Exploring Zika Virus Impact on Endothelial Permeability: Insights into Transcytosis Mechanisms and Vascular Leakage

Abstract

Treating brain disease is challenging, and the Zika virus (ZIKV) presents a unique obstacle due to its neuroinvasive nature. In this review, we discuss the immunopathogenesis of ZIKV and explore how the virus interacts with the body’s immune responses and the role of the protein Mfsd2a in maintaining the integrity of the blood–brain barrier (BBB) during ZIKV neuroinvasion.
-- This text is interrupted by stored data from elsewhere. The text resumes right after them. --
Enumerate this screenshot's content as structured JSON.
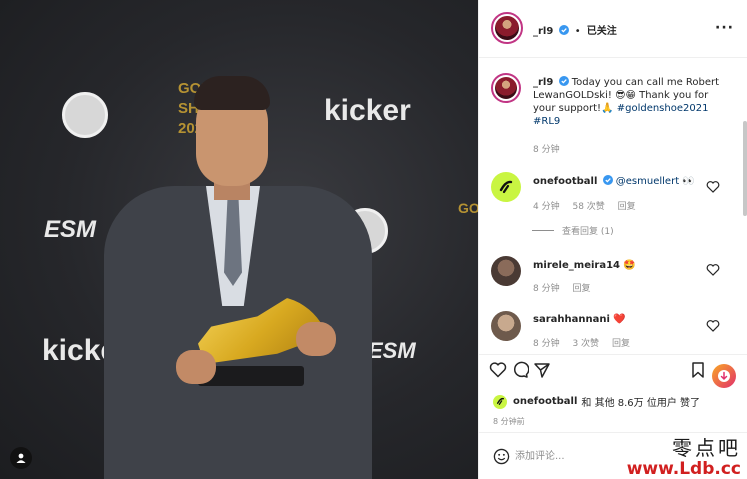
{
  "post": {
    "author": "_rl9",
    "follow_state": "已关注",
    "dot": "•",
    "more": "···"
  },
  "caption": {
    "author": "_rl9",
    "text_1": "Today you can call me Robert LewanGOLDski!",
    "text_2": "😎😁 Thank you for your support!🙏",
    "hashtag_1": "#goldenshoe2021",
    "hashtag_2": "#RL9",
    "time": "8 分钟"
  },
  "comments": [
    {
      "author": "onefootball",
      "text_pre": "",
      "mention": "@esmuellert",
      "emoji": "👀",
      "time": "4 分钟",
      "likes": "58 次赞",
      "reply": "回复",
      "view_replies": "查看回复 (1)"
    },
    {
      "author": "mirele_meira14",
      "emoji": "🤩",
      "time": "8 分钟",
      "reply": "回复"
    },
    {
      "author": "sarahhannani",
      "emoji": "❤️",
      "time": "8 分钟",
      "likes": "3 次赞",
      "reply": "回复"
    }
  ],
  "likes_line": {
    "user": "onefootball",
    "rest": "和 其他 8.6万 位用户 赞了"
  },
  "posted_ago": "8 分钟前",
  "add_comment": {
    "placeholder": "添加评论..."
  },
  "photo": {
    "wall_kicker_1": "kicker",
    "wall_kicker_2": "kicker",
    "wall_esm_1": "ESM",
    "wall_esm_2": "ESM",
    "wall_golden_1": "GOLDEN",
    "wall_golden_2": "SHOE",
    "wall_golden_3": "2021"
  },
  "watermark": {
    "cn": "零点吧",
    "url": "www.Ldb.cc"
  },
  "colors": {
    "verified": "#3897f0",
    "link": "#00376b",
    "muted": "#8e8e8e",
    "onefootball_logo": "#c9f542"
  }
}
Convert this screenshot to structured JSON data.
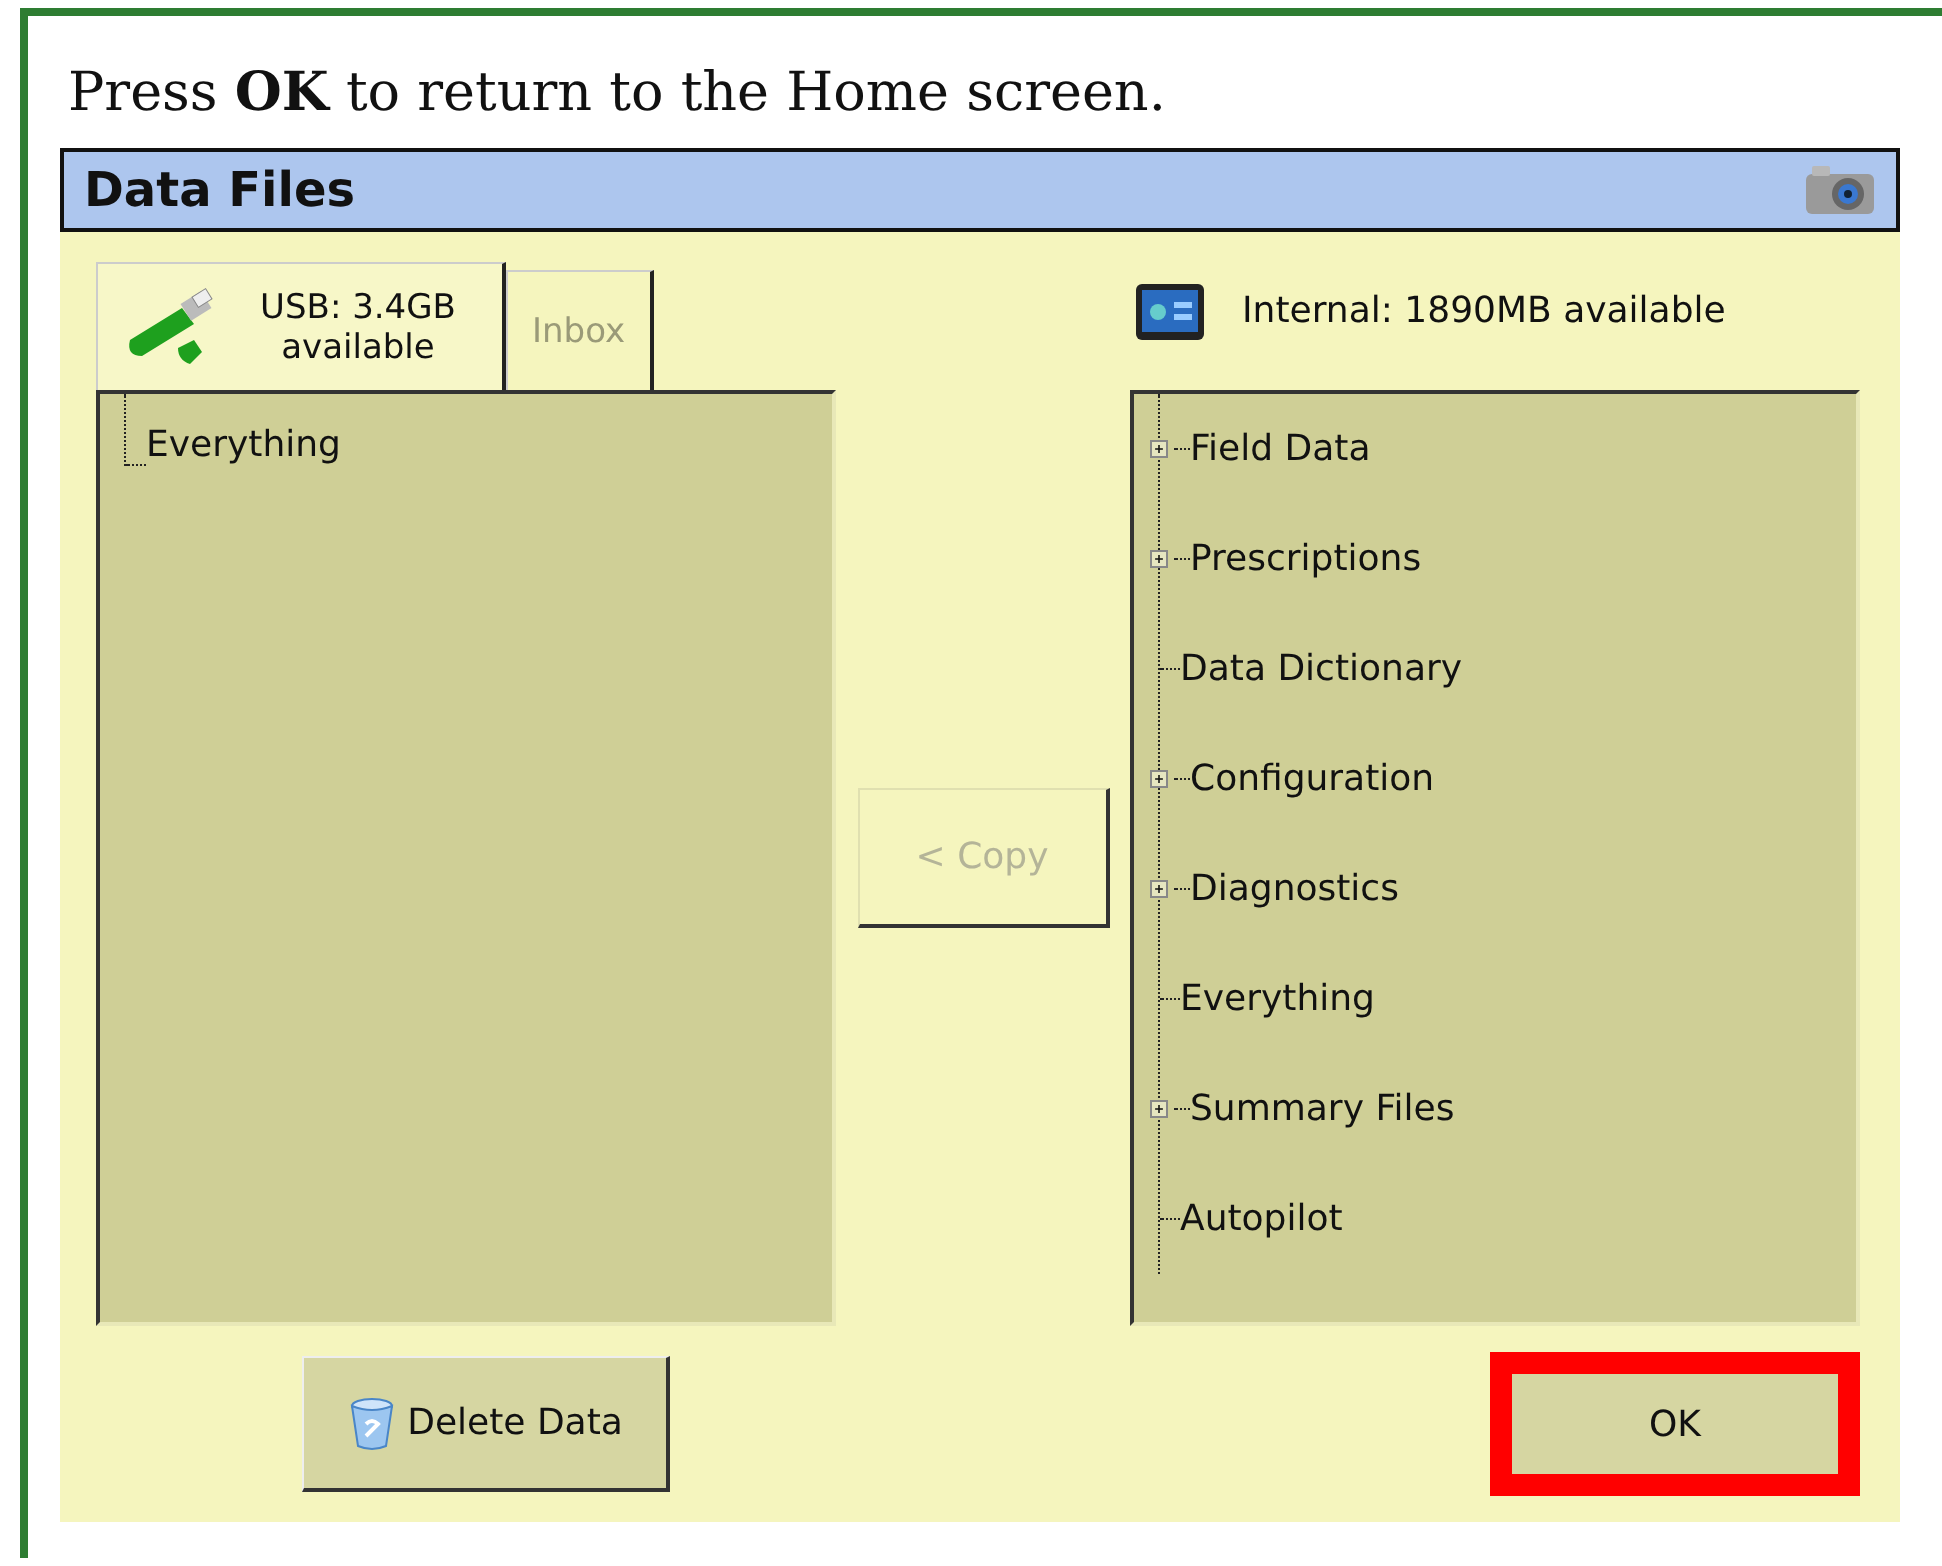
{
  "instruction": "Press **OK** to return to the Home screen.",
  "window": {
    "title": "Data Files"
  },
  "tabs": [
    {
      "label": "USB: 3.4GB available",
      "selected": true,
      "disabled": false
    },
    {
      "label": "Inbox",
      "selected": false,
      "disabled": true
    }
  ],
  "usb_tree": [
    {
      "label": "Everything",
      "kind": "leaf"
    }
  ],
  "copy_button": {
    "label": "< Copy",
    "disabled": true
  },
  "internal": {
    "label": "Internal: 1890MB available"
  },
  "internal_tree": [
    {
      "label": "Field Data",
      "kind": "folder"
    },
    {
      "label": "Prescriptions",
      "kind": "folder"
    },
    {
      "label": "Data Dictionary",
      "kind": "leaf"
    },
    {
      "label": "Configuration",
      "kind": "folder"
    },
    {
      "label": "Diagnostics",
      "kind": "folder"
    },
    {
      "label": "Everything",
      "kind": "leaf"
    },
    {
      "label": "Summary Files",
      "kind": "folder"
    },
    {
      "label": "Autopilot",
      "kind": "leaf"
    }
  ],
  "delete_button": {
    "label": "Delete Data"
  },
  "ok_button": {
    "label": "OK",
    "highlighted": true
  }
}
ZIKV has emerged as a significant public health concern due to its association with severe neurological problems, including microcephaly and Gillain–Barré Syndrome (GBS). Understanding its journey through the brain—particularly its interaction with the placenta and BBB—is crucial. The placenta, which is designed to protect the fetus, becomes a pathway for ZIKV when infected. The BBB is composed of brain endothelial cells, acts as a second barrier, and protects the fetal brain. However, ZIKV finds ways to disrupt these barriers, leading to potential damage. This study explores the mechanisms by which ZIKV enters the CNS and highlights the role of transcytosis, which allows the virus to move through the cells without significantly disrupting the BBB. Although the exact mechanisms of transcytosis are unclear, research suggests that ZIKV may utilize this pathway.